Election-year politics is not it. Personal wranglings, family troubles and natural disasters are not it. If you wonder why artists and writers tend to remove themselves from things that others find important, this is why. They must be careful what they feed the soul, because it is the reservoir of the new, emerging created thing. If that doesn't make sense to you, that's okay. It barely makes sense to me.

I don't write when I work full-time outside the home. I only write worthwhile material when I'm at home, ruminating, vaguely bothered that I'm not working. Rather bothered that I'm not yet writing either. If I write less here, sometimes soon, you'll know it's because I'm using my words elsewhere. Let's hope so!

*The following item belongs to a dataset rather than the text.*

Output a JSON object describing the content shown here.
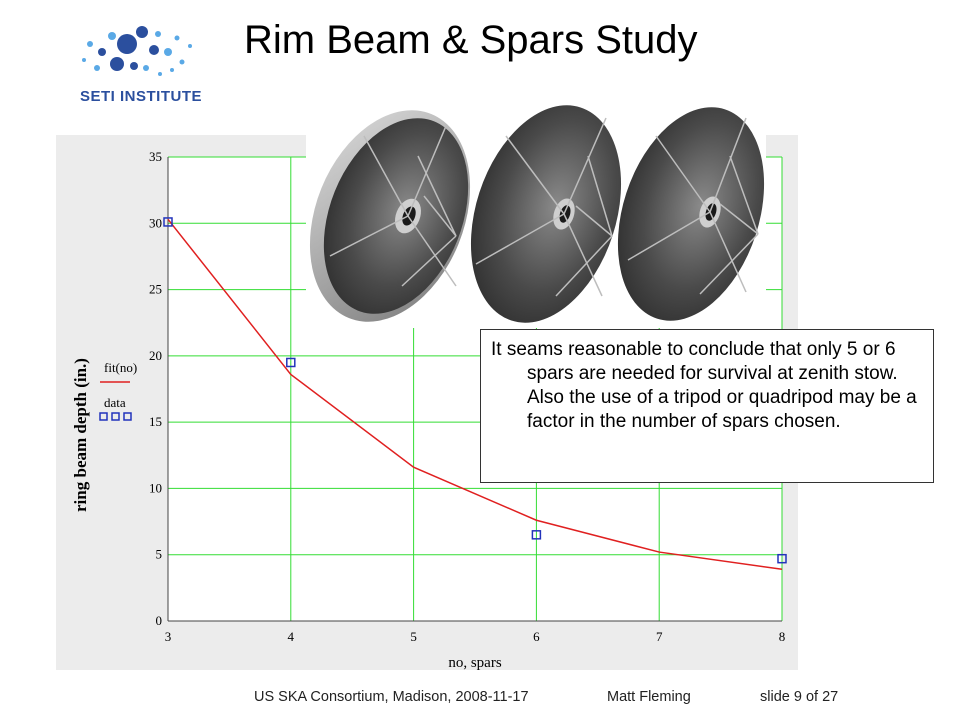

  1. Looking forward to what may come... :)
    I think you are exactly where you should be. :) a more abstract sense...I think we'll always feel somewhat unsettled this side of heave.

  2. Hi MK!
    I liked the reminder of AML's Gift from the Sea, too. I admit it is easier for me to surrender to the "lots of little pieces" when I know my quiet time is limited and school duties and concerns are looming. I think you'll be writing and writing, using your true voice as time allows. We so lean towards qualifying our use of time. Why do we? Inspiration is not always dependable but it is always good. God has you in that little town because that little town will be YOUR current teacher. I want to embrace my teachers. You definitely are embracing your circumstances with your biking and walking, working at the market. It's no coincidence that you are the age you are and that you live where you do. Oh, we do serve a brilliant God! Thank you so much for sharing your heart with us. You're a truth teller.

  3. I'm much in the same boat as you. The same age, children leaving home, and etc. I was concerned about my time at one point too, but it is amazing to me how God fills up our days with good things that we hadn't anticipated. I do still help on the ranch, but I don't have children and homeschooling anymore. The grandchildren take up a nice chunk of time and then there are just a million other little things that do. I don't mind working in small chunks of time. I always have and I probably always will. Mother Teresa said something -- "We can do no great things; only small things with great love." That's the way it seems to work best for me.